When my astonishment had worn off, and then my awe, and then my delight, I looked over at the Chief. He didn’t so much seem to be standing behind the pitcher as floating over him. He was a completely happy man. Over on third base, Mary Hudson waved to me. I waved back. I couldn’t have stopped myself, even if I’d wanted to. Her stickwork aside, she happened to be a girl who knew how to wave to somebody from third base.
The rest of the game, she got on base every time she came to bat. For some reason, she seemed to hate first base; there was no holding her there. At least three times, she stole second.

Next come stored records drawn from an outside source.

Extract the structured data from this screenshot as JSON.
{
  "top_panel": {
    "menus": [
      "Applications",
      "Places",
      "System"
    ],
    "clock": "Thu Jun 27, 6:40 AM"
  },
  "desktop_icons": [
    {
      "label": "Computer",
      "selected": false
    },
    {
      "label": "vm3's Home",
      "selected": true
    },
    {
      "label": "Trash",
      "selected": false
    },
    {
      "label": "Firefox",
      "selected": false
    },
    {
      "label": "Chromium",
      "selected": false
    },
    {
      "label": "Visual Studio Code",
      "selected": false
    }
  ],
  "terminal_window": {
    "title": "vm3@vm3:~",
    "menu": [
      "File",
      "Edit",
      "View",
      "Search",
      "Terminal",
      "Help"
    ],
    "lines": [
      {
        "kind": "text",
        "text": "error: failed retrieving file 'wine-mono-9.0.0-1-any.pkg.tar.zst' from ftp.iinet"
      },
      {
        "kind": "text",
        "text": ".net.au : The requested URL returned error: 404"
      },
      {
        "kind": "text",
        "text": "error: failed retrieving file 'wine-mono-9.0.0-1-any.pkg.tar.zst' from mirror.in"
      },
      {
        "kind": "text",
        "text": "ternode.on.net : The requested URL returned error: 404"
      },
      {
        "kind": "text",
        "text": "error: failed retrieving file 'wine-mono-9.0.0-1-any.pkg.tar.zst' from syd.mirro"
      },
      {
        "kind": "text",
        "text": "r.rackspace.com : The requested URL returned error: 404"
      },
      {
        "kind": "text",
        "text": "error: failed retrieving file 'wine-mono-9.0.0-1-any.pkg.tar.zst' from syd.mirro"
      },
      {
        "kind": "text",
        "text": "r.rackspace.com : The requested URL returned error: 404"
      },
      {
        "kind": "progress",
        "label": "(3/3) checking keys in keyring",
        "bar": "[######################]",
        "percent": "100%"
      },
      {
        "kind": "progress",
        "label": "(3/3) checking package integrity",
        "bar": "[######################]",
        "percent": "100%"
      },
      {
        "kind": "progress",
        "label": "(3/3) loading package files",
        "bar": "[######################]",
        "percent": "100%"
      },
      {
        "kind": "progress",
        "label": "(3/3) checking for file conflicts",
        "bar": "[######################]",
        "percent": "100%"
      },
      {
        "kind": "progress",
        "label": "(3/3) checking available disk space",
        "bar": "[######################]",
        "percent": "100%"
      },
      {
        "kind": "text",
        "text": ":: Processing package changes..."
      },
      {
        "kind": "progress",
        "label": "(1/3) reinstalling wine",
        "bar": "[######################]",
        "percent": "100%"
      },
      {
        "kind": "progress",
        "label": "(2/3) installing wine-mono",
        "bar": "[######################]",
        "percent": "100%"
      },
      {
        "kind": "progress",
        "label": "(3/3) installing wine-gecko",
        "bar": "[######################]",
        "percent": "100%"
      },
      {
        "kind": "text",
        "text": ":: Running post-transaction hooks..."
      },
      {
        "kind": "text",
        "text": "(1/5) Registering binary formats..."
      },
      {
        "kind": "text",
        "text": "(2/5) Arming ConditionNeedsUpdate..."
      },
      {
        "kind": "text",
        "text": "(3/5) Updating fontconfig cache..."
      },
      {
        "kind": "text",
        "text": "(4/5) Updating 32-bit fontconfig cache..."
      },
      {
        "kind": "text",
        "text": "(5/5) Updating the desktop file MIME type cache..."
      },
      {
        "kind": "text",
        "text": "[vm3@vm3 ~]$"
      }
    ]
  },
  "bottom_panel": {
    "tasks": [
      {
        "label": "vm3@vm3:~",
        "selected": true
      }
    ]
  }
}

Her fielding couldn’t have been worse, but we were piling up too many runs to take serious notice of it. I think it would have improved if she’d gone after flies with almost anything except a catcher’s mitt. She wouldn’t take it off, though. She said it was cute.
The next month or so, she played baseball with the Comanches a couple of times a week (whenever she had an appointment with her dentist, apparently). Some afternoons she met the bus on time, some afternoons she was late. Sometimes she talked a blue streak in the bus, sometimes she just sat and smoked her Herbert Tareyton cigarettes (cork-tipped). When you sat next to her in the bus, she smelled of a wonderful perfume.